The City of Rushford is already a full-service community with a thriving business atmosphere, but that hasn’t slowed the Economic Development Authority’s (EDA) push for expanding the potential for existing and new businesses. At the Monday, September 25 meeting, the council reviewed and approved a recommendation from the EDA to enter into an agreement with EsseX Capital, LLC/Community Venture Network.
The professional services firm works with private companies looking to create a new operation within communities, as well as relocation or expansion of existing operations. Additionally, EsseX Capital works directly with communities, trying to match companies’ needs with communities offering opportunities.
The agreement will cost the city $4,250. For its investment, the city will in turn receive detailed summaries, including statistical data, for a minimum of 24 companies within a five-state area, looking to put down roots or relocate. Three times a year, EsseX Capital holds meetings for interested communities and entities to hear short presentations from the companies themselves.
According to City Administrator Tony Chladek, these meetings are multi-faceted are typically packed with more than 60-80 eager communities, EDAs, electric cooperatives, and other similar entities. “I want to be action oriented,” said Chladek. “More importantly, I want a strategy.” Chaldek further indicated his goals are to seek companies that can help support existing Rushford businesses, establishing partnerships that can benefit everyone involved, and to find those opportunities to attract people to the city. “It’s a good experience. Another avenue to do a deal,” he added.
ExxeX Capital essentially serves as a middle man, doing preliminary vetting and information gathering. In many of these instances, the companies already have a prototype or product and financing lined up, and they’re just looking for a community to land in. Chladek indicated he’s particularly interested in bringing existing business owners with him to the EsseX Captial presentation meetings to see if there’s some opportunity that can benefit them directly.
“Basically, it’s a seed you can plant,” said Councilor Terri Benson, who serves on the EDA board. “It’s centralized. We’ve always casted a broad net. This is ‘Here’s the pond.
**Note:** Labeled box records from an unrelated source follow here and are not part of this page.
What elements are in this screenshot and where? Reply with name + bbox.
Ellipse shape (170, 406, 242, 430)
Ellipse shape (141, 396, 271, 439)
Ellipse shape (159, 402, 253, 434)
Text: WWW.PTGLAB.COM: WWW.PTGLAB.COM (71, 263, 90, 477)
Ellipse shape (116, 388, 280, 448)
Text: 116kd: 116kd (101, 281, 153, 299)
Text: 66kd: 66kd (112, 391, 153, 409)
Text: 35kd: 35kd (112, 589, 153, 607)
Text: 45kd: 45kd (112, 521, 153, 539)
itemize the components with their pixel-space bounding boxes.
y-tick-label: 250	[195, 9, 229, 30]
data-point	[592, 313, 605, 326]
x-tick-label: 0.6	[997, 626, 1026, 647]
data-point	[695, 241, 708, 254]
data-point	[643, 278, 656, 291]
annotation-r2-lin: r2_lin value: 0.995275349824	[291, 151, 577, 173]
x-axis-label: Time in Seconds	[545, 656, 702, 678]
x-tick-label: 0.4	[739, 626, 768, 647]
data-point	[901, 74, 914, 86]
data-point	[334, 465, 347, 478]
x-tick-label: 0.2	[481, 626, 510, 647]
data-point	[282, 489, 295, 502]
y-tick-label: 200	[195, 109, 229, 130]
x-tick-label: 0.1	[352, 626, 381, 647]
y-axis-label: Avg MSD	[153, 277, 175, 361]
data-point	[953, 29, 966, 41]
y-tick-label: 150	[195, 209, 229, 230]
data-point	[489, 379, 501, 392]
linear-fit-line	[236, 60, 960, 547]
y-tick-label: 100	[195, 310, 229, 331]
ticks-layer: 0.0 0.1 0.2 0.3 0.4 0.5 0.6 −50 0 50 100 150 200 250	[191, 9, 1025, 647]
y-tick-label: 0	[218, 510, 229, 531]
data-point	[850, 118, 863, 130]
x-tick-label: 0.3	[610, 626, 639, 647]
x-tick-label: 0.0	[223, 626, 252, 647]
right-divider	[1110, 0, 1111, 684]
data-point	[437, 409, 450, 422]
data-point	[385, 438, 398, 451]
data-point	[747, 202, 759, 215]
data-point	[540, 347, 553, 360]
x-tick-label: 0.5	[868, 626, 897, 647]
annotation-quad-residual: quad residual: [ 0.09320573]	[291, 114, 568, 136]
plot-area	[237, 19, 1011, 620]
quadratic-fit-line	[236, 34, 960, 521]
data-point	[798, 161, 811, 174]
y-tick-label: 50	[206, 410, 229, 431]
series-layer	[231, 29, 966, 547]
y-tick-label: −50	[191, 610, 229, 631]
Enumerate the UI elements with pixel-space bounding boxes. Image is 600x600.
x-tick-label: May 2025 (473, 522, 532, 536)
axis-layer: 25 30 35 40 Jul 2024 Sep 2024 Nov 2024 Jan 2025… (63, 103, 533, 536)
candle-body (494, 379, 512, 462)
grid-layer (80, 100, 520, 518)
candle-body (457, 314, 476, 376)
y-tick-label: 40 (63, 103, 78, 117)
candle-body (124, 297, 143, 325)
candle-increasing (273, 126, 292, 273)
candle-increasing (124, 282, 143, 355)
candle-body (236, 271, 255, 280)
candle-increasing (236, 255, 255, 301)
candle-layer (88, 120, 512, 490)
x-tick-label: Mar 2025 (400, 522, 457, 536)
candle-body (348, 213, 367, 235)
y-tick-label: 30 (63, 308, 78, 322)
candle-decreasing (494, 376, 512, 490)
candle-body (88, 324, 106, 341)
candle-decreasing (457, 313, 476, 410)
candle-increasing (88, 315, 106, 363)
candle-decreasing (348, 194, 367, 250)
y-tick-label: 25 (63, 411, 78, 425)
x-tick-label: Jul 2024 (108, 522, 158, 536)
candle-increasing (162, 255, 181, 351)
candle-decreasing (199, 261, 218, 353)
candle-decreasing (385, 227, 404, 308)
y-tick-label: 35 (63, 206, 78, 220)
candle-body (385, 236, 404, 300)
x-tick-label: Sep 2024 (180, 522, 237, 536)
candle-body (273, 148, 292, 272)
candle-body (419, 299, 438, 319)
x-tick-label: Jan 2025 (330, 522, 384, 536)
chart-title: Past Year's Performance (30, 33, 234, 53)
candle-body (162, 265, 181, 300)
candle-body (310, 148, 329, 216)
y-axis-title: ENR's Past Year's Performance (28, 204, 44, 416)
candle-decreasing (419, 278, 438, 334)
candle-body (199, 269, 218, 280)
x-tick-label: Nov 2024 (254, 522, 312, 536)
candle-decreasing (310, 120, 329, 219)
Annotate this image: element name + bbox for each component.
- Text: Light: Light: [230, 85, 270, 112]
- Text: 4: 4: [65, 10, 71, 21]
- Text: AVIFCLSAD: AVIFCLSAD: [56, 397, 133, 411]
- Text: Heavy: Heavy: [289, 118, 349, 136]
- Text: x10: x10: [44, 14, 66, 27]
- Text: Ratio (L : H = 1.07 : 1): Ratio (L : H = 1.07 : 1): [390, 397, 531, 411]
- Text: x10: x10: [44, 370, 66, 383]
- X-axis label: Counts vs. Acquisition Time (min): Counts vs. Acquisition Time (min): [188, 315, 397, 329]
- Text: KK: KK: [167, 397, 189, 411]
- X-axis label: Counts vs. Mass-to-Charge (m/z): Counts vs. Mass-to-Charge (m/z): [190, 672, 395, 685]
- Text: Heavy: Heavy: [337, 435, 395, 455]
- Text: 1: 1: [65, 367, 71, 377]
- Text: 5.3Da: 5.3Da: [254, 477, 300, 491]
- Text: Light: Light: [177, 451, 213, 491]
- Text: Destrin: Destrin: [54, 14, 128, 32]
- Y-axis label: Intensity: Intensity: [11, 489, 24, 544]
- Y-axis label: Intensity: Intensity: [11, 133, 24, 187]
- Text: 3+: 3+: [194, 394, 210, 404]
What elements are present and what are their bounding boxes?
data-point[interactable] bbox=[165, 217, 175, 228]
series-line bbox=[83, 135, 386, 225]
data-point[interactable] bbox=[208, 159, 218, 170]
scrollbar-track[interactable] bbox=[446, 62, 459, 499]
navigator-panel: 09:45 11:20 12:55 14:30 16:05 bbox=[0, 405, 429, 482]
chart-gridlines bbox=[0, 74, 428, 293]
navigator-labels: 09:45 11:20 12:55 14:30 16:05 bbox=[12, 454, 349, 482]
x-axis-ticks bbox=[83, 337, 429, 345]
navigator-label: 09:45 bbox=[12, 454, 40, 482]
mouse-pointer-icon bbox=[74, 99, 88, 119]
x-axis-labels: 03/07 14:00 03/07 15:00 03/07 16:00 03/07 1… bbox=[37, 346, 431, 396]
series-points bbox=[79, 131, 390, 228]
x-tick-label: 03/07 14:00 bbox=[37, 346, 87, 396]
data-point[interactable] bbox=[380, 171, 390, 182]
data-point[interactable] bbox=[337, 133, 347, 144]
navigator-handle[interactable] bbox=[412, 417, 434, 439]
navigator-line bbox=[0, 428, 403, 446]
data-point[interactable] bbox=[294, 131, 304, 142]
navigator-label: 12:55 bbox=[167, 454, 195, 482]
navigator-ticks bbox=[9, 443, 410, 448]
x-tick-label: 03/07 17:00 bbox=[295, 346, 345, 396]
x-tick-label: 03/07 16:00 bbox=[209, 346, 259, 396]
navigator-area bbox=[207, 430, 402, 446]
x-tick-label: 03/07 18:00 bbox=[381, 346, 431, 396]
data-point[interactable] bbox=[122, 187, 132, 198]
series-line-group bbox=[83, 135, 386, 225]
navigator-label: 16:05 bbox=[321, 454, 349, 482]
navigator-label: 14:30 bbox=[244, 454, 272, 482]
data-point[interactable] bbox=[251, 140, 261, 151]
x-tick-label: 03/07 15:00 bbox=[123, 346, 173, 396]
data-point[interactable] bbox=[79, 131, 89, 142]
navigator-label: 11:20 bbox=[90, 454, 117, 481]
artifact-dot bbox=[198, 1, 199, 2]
Now, let’s look and see.’ It’s low risk and high potential.”
“Essentially, it’s a Shark Tank, without the sharks,” noted Councilor Mark Honsey.
“It’s a very cost effective way to have them do all the legwork and let us cherry pick,” added Chladek.
“I think we can go into it with an open mind,” suggested Honsey. “We’re looking for anything that can complement our existing businesses.
In other news, the city has set the preliminary maximum levy for 2018 at $938,000. This represents a $71,000 increase from 2017. The increase represents a 29% increase in debt service, while operating expenses are suggested to drop 20.81%, for a net increase of 8.19%.
Councilor Vern Bunke stated he’d suggested some cost saving measures to city staff and questioned whether anyone else on the council had similar ideas.
“I didn’t see any exorbitant areas in the budget,” responded Benson. “It’s in line or less than 2017. I didn’t see anything unreasonable.”
“There’s an inertia that gets put in place,” cautioned Bunke. “We say, ‘We already approved this,’ so maybe… maybe we don’t try as hard. My concern is whether it’s absolutely necessary.”
City Clerk/Treasurer Kathy Zacher indicated that the only increase was debt service and those numbers cannot be reduced. It was noted the city had previously kept the levy flat for five years, from 2011-2015. However, Zacher pointed out that during that time, general fund reserves and other fund reserves were drawn down, which eventually affected the city’s credit rating with Standard & Poor’s.
“We have this conversation every year. I don’t want to put us in a position to tie our hands,” said Mayor Chris Hallum before suggesting the council meet at least twice, prior to certifying the final levy in December to pour over the budget. “That’s the time to do it.”
“I don’t want to just cut to cut either,” cautioned Benson. “If we’re not planning, what are we just pushing down the road?” No dates for the budget meetings were set.
The next regularly scheduled council meeting is Monday, October 9, at 6:30 p.m., at city hall. The public is encouraged to attend.